Agenda 5: UBRAF Expanded Analysis
By Jeffry Acaba
Thank you, Chair.
The NGO Delegation appreciates the careful yet critical efforts being made by the UNAIDS Secretariat together with the Co-Sponsors to mitigate the budgetary shortfall that we are facing.
The UNAIDS Strategy 2016-2021 calls for fast-tracking the AIDS response by frontloading global AIDS investments to US$26.2 billion by 2020, in order to give that necessary momentum to end the AIDS epidemic by 2030. This US$26.2 billion already includes the US$13 billion, more or less, that has been raised during the recently concluded Global Fund Replenishment. The needed money to fully fund the UBRAF seems like a small small amount compared to that, and yet we are being trapped into a debate of competing priorities in terms of funding and overlapping of division of labor. It has been made clear in this PCB Meeting of the Joint Programme’s role as a unique programme under the United Nations and that the programme remains relevant and its contributions remain necessary in meeting the Fast Track targets to end the AIDS epidemic.
But what would be the negative impact of the current funding situation in achieving the UNAIDS Strategy? What would be the impact of closing down the subregional focal point in Fiji which leaves the entire Pacific behind? What would be the negative impact of losing UNODC regional HIV advisors as raised yesterday by Harm Reduction International and HIV/AIDS Alliance? What would be the impact of losing Co-Sponsors presence in non-Fast Track countries like the Mongolia, Nepal, the Philippines, and Sri Lanka? We are deeply concerned, and as Board members, we would be interested to see, in light of the robust operating model, an assessment of the anticipated negative impact of the current funding situation for achieving the UNAIDS Strategy, including projections for the next biennium, particular its effects on the support to community mobilization, participation, and advocacy efforts being done at regional and global levels.
It is too early to celebrate and even presents some complacency in the narrative that we “can end AIDS by 2030.” AIDS IS NOT YET OVER. We have increasing new HIV infections among adolescents and an unforeseen rise of new infections among older persons above 50 in many places.

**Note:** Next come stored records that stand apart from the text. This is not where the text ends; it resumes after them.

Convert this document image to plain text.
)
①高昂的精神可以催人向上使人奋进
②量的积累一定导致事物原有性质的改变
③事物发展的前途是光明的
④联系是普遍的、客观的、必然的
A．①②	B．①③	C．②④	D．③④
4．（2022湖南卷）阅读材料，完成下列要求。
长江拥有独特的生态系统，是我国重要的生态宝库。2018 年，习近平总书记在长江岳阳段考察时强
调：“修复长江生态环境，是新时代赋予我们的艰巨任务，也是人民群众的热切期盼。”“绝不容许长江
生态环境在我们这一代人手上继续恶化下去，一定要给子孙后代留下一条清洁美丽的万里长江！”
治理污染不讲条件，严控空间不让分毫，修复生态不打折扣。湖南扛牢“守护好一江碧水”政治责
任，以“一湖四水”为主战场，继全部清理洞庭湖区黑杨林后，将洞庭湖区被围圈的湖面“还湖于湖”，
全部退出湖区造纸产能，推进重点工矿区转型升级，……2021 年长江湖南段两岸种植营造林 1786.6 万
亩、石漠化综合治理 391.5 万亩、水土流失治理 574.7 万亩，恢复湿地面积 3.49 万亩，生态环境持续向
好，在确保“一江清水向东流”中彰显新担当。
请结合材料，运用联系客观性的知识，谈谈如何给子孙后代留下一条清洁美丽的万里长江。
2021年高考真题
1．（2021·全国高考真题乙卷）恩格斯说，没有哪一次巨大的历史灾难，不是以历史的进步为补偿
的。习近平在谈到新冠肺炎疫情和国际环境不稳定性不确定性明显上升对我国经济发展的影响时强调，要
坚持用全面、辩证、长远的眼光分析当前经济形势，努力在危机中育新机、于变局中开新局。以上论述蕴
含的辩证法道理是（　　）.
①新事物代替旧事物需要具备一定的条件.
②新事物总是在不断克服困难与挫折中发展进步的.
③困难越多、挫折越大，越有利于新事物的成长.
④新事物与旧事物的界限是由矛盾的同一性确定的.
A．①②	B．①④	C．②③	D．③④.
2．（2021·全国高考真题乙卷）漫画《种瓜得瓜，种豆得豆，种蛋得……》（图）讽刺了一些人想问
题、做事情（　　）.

People living with HIV across the age spectrum are still dying by the hour because of lack of access to ART and related services. Having HIV, using drugs, loving someone of the same gender, doing sex work, and being who you are is still tantamount to being put to jail or worse, being killed. AIDS is not yet over, and that means we should not stop putting money to HIV and to the Joint Programme.
Finally, I would like to put your attention to the flowers that you have received from the NGO Delegation. This is our small way of saying “thank you” to the Member States that were able to commit funds to the 2016 UBRAF, sometimes despite significant financial and political difficulties. We thank you for your commitment to the Joint Programme, who in their convening power and capacity, have remarkably enabled community engagement in all levels, including here in the PCB.